Both the Conservatives and the Labour Party have promised a strategic review of defence policy soon after the election, which the Conservatives are favourites to win.
Whichever party wins will face pressure to cut a public deficit forecast to reach 178 billion pounds this year. Defence is a prime candidate for cuts.
The armed forces have been stretched by long deployments to Iraq and Afghanistan and face doubts about how they will pay for a range of multi-billion-dollar armament projects, such as new aircraft carriers and nuclear-armed submarines.
Conservative defence spokesman Liam Fox said the next government would find a military that was "overstretched, undermanned and in possession of worn out equipment."
Accusing Prime Minister Gordon Brown of under-funding the armed forces, Fox said: "The consequence of Gordon Brown's actions has been a 12-year increasing imbalance between resources and requirements..."
The government, in power for 13 years, maintains that the defence budget has grown by more than 10 percent in real terms since 1998.
Speaking at the Royal United Services Institute, a London defence thinktank, Fox said the Conservatives would carry out the defence review "ruthlessly and without sentiment."
AMBITIOUS GOALS
But he set out ambitious goals, saying Britain must be able to defend its 14 overseas territories, including the disputed Falkland Islands (known as Las Malvinas in Spanish), over which Britain and Argentina fought a war in 1982.

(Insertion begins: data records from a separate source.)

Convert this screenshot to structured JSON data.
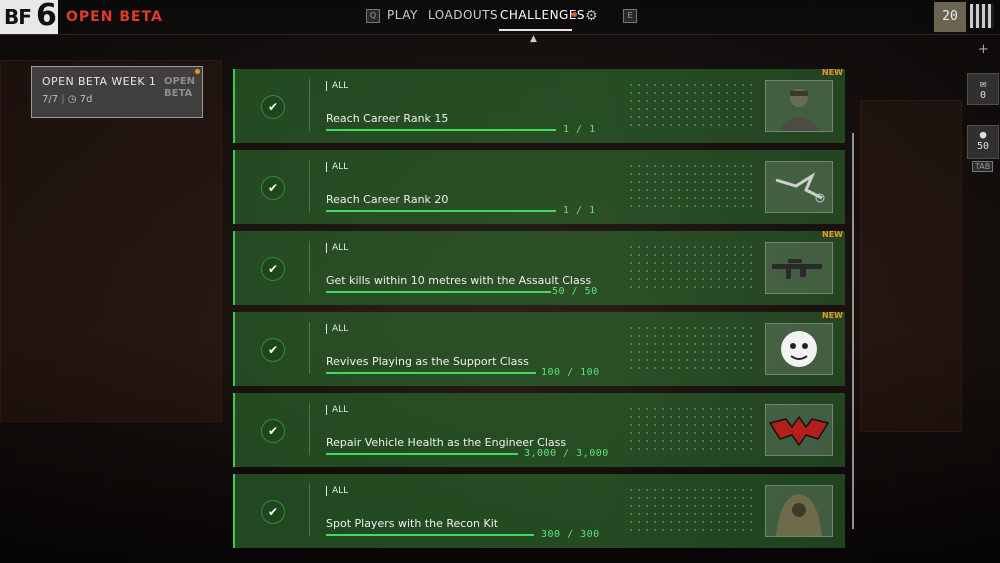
{
  "header": {
    "logo_bf": "BF",
    "logo_six": "6",
    "mode": "OPEN BETA",
    "nav": [
      {
        "key": "Q",
        "label": "PLAY"
      },
      {
        "label": "LOADOUTS"
      },
      {
        "label": "CHALLENGES"
      },
      {
        "key": "E"
      }
    ],
    "rank": "20"
  },
  "sidebar_right": {
    "mail_count": "0",
    "squad_count": "50",
    "squad_key": "TAB"
  },
  "week_card": {
    "title": "OPEN BETA WEEK 1",
    "progress": "7/7",
    "time_left": "7d",
    "badge_line1": "OPEN",
    "badge_line2": "BETA"
  },
  "challenges": [
    {
      "tag": "ALL",
      "name": "Reach Career Rank 15",
      "progress": "1 / 1",
      "new": "NEW",
      "reward_icon": "soldier-skin-icon"
    },
    {
      "tag": "ALL",
      "name": "Reach Career Rank 20",
      "progress": "1 / 1",
      "new": "",
      "reward_icon": "weapon-charm-icon"
    },
    {
      "tag": "ALL",
      "name": "Get kills within 10 metres with the Assault Class",
      "progress": "50 / 50",
      "new": "NEW",
      "reward_icon": "assault-rifle-icon"
    },
    {
      "tag": "ALL",
      "name": "Revives Playing as the Support Class",
      "progress": "100 / 100",
      "new": "NEW",
      "reward_icon": "bulldog-emblem-icon"
    },
    {
      "tag": "ALL",
      "name": "Repair Vehicle Health as the Engineer Class",
      "progress": "3,000 / 3,000",
      "new": "",
      "reward_icon": "bat-emblem-icon"
    },
    {
      "tag": "ALL",
      "name": "Spot Players with the Recon Kit",
      "progress": "300 / 300",
      "new": "",
      "reward_icon": "ghillie-skin-icon"
    }
  ],
  "colors": {
    "accent_red": "#e03a2e",
    "complete_green": "#3ddc5a",
    "new_orange": "#e89b2a"
  }
}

"We need to decide if we want to stay in the first division or slide into the second division. I choose the former," he said.
He said the Conservatives backed government plans to renew the country's fleet of nuclear-armed submarines at a cost of around 20 billion pounds.
Fox said Britain must keep its ability to act unilaterally if necessary, taking issue with the assumptions of a government discussion paper last week which said British armed forces would increasingly have to act in partnership with allies.
Conservative defence procurement policy would aim to safeguard British defence jobs by maximising exports, Fox said.
"The Conservative Party will use defence exports as a foreign policy tool and we will seek to increase Britain's share of the world defence market," he said.
Britain exported 4.2 billion pounds of defence equipment in 2008, giving it a 17 percent share of the world defence export market, according to government figures released last June.
The Labour government pledged to clean up Britain's weapons export trade in 1998 after a damning report into the sale of arms to Iraq in the 1980s.